Tadalafil inhibits the cAMP stimulated glucose output in the rat liver

Highlights

• Tadalafil decreases cAMP stimulated glucose output in the rat liver.

• The glycogen phosphorylase a activity is diminished.

• Glucokinase and glucose 6-phosphatase are stimulated.

• A glucose/glucose 6-phosphatase futile cycle is stimulated.

Abstract

The purpose of the present work was to verify if tadalafil affects hepatic glucose output, one of the primary targets of cAMP, in the isolated perfused rat liver. No effects on glycogen catabolism and oxygen uptake were found under basal conditions for tadalafil concentrations in the range between 0.25 and 10 μM. However, tadalafil had a clear and time-dependent inhibitory effect on the cAMP- and glucagon-stimulated glucose release. Constant infusion of tadalafil in the range between 0.25 and 10 μM eventually abolished 100% of the stimulatory action of those effectors. The tadalafil concentrations producing half-maximal rates of inhibition of the cAMP and glucagon stimulated glycogenolysis were 0.46 ± 0.04 and 1.07 ± 0.16 μM, respectively. These concentrations are close to the plasma peak concentrations in patients after ingestion of 20 mg tadalafil. The drug also diminished the activity of glycogen phosphorylase a and increased the activities of glucose 6-phosphatase, glucokinase, pyruvate kinase and glucose 6-phosphate dehydrogenase. These actions occurred only in the cellular environment. Tadalafil did not affect binding of cAMP to protein kinase A. Diminution of cAMP-stimulated glucose output is the opposite of what can be expected from a phosphodiesterase inhibition, the most common effect attributed to tadalafil. Diminution of glucose output by tadalafil can be attributed (a) to an interference with glycogen phosphorylase stimulation and (b) to an increased futile cycling of glucose 6-phosphate and glucose with a concomitant increased flow of hexose units into cellular metabolic pathways. The effects described in the present work may prove to represent important side effects of tadalafil.

Introduction

Tadalafil belongs to the type 5 class of phosphodiesterase inhibitors (PDE5). The PDE5 decomposes and reduces the cellular levels of the second messenger cGMP in several tissues [1]. It is utilized mainly for treating erectile dysfunction [2], which is related to age and physiological factors, and appears as a secondary effect of many pathologies [3], [4], [5] and as a collateral effect of antidepressives which inhibit serotonin reabsorption [6]. The increase in the cellular levels of cGMP in response to nitric oxide causes relaxing of the smooth muscles of the cavernous bodies of the penis, resulting in an increased local blood flow and, consequently, erection [7], [8]. Tadalafil has also been used for treating pulmonary hypertension, benign prostatic hyperplasia, cardioprotection, and for improving glucose uptake in diabetic patients [9], [10], [11], [12], [13], [14], [15].
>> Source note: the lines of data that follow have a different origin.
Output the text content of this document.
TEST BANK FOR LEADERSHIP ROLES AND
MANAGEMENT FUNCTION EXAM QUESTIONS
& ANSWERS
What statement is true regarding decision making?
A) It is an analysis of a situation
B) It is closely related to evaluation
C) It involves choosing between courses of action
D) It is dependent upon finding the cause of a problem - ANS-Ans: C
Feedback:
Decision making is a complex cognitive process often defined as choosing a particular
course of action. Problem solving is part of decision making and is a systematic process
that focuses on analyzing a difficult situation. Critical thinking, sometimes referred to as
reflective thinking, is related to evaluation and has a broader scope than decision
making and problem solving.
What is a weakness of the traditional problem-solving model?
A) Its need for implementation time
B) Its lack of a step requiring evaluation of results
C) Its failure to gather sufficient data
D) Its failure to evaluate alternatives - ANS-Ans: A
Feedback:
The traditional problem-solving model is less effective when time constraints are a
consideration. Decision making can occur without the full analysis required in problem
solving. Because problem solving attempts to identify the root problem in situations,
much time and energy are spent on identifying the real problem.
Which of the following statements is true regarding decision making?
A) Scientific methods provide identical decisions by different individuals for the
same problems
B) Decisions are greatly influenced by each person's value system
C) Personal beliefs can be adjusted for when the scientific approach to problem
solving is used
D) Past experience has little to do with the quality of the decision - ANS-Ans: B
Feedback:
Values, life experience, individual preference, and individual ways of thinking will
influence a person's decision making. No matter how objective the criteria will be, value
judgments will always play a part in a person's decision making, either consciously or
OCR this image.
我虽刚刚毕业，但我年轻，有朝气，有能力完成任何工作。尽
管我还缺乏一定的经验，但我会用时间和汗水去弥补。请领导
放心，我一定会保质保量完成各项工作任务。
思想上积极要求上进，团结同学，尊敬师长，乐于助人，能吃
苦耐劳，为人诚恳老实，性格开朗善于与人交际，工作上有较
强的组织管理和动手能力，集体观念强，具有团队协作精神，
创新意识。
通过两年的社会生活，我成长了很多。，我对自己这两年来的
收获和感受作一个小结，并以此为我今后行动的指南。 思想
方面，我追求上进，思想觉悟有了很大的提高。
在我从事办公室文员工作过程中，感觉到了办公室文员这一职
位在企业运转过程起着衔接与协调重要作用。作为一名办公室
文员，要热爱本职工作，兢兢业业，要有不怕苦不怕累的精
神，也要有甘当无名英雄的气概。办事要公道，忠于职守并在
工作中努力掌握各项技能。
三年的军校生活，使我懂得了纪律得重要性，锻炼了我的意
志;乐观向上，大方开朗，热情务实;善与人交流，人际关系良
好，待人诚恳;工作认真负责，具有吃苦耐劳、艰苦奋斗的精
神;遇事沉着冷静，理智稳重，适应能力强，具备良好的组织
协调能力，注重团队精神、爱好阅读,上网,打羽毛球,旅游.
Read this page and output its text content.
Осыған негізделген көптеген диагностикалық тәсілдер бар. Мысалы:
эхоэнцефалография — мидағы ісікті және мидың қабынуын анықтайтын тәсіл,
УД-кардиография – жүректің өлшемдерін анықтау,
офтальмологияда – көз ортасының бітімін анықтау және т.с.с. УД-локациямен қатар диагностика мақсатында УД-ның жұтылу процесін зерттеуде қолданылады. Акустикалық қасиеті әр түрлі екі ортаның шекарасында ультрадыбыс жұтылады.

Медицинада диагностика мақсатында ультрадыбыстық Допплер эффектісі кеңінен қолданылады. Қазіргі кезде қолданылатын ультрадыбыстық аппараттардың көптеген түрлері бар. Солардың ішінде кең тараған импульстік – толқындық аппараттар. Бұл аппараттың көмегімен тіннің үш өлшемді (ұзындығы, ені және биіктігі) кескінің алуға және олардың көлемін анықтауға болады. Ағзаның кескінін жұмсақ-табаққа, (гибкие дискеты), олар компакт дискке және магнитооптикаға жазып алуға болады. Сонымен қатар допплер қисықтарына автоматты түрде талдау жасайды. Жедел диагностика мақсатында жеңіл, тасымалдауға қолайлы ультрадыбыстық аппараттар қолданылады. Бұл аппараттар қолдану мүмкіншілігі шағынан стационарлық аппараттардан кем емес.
The liver cells do not possess PDE5, but they present at least four different isoenzymes, namely PDE1, PDE2, PDE3 and PDE11 [16], [17], [18], [19], [20]. The latter is the second most sensitive to tadalafil [16]. It is also relatively unspecific in that it hydrolyzes both cAMP and cGMP [16]. Up to now there is no experimental evidence of any kind about an action of tadalafil on the liver functions or metabolism, excepting a weak interaction with medication drugs metabolized by cytochrome P450 [21]. However, there are two reports about a metabolic action of another phosphodiesterase inhibitor, similar to tadalafil, namely sildenafil. In isolated rat hepatocytes, sildenafil inhibits gluconeogenesis from alanine [22] and intraperitoneal administration of sildenafil to rats diminishes hepatic glycogenolysis [23]. These observations with sildenafil are surprising because inhibition of hepatic gluconeogenesis and glycogenolysis is the opposite of what one would expected in the case of a phosphodiesterase inhibition. Since cAMP stimulates both gluconeogenesis and glycogenolysis [24], [26], inhibition of its hydrolysis should enhance stimulation because its steady-state cellular concentration should increase [24]. For this reason we decided to undertake a systematic investigation of a possible action of tadalafil on basic metabolic pathways in the liver linked in some way to glucose homeostasis and that are influenced by cAMP. Tadalafil was chosen because this compound has the longest half-life of all the structural analogs currently used for treating erectile dysfunction [1], [2], [3], [4]. The experimental model used in the present work was the isolated perfused rat liver, a system in which true metabolic steady-states can be established under conditions that are much closer to the physiological situation than isolated and cultured cells [27], [28]. The cellular cAMP levels were increased by direct infusion of the compound, which is effectively transported across the cell membrane [26], but also by infusing glucagon, the classical cAMP-generating hormone in the cellular environment [24]. The results should improve our current understanding of the overall effects of tadalafil.